A 24-year-old black man is fatally shot by Minneapolis police. Just over a year later, a Minneapolis police officer shoots and kills a 40-year-old white woman.
The Minneapolis City Council settled a federal excessive-force lawsuit with the family of the woman, Justine Ruszczyk Damond, for $20 million. When lawyers for the man, Jamar Clark, proposed last week that the city settle its case for the same amount, the city didn't offer a counterproposal.
While the cases share similarities, a deeper look at them and other recent brutality settlements reveal the calculations that go into determining how much gets paid out by a municipality.
"Once you drill down, there are differences in key facts," said Mitchell Hamline School of Law professor Allen Blair.
Along with the actions of the victims and the officers, the reputations of the lawyers and the political climate also funnel through the legal calculus to determine the settlement size.
Damond and Clark's families each filed federal wrongful death cases, as did the mother of Philando Castile, the 32-year-old black man who was shot behind the wheel of his car by a St. Anthony police officer after a traffic stop in July 2016.

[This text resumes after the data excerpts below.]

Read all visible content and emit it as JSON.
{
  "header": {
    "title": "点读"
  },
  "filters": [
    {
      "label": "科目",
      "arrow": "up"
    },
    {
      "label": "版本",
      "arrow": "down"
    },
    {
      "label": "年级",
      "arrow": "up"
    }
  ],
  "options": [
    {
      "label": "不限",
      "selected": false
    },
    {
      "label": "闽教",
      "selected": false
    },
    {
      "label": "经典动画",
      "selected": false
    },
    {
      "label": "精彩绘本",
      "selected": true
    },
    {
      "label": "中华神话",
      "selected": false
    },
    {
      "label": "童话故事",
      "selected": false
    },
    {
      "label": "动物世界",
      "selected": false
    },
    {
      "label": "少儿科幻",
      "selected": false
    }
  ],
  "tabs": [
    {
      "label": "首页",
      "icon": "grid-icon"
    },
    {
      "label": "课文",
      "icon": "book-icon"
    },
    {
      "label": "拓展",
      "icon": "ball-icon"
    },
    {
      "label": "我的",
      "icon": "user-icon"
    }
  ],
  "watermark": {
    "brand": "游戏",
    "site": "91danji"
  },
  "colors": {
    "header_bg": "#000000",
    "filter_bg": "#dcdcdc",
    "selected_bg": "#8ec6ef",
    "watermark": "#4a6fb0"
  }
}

Castile's girlfriend broadcast the shooting's aftermath live on Facebook, when she desperately pleaded with him to live after being shot by police officer Jeronimo Yanez.
Damond, an Australian native who had moved to southwest Minneapolis to live with her fiancé, was shot by Minneapolis police officer Mohamed Noor in the alley behind her house after she called to report a possible sexual assault in progress.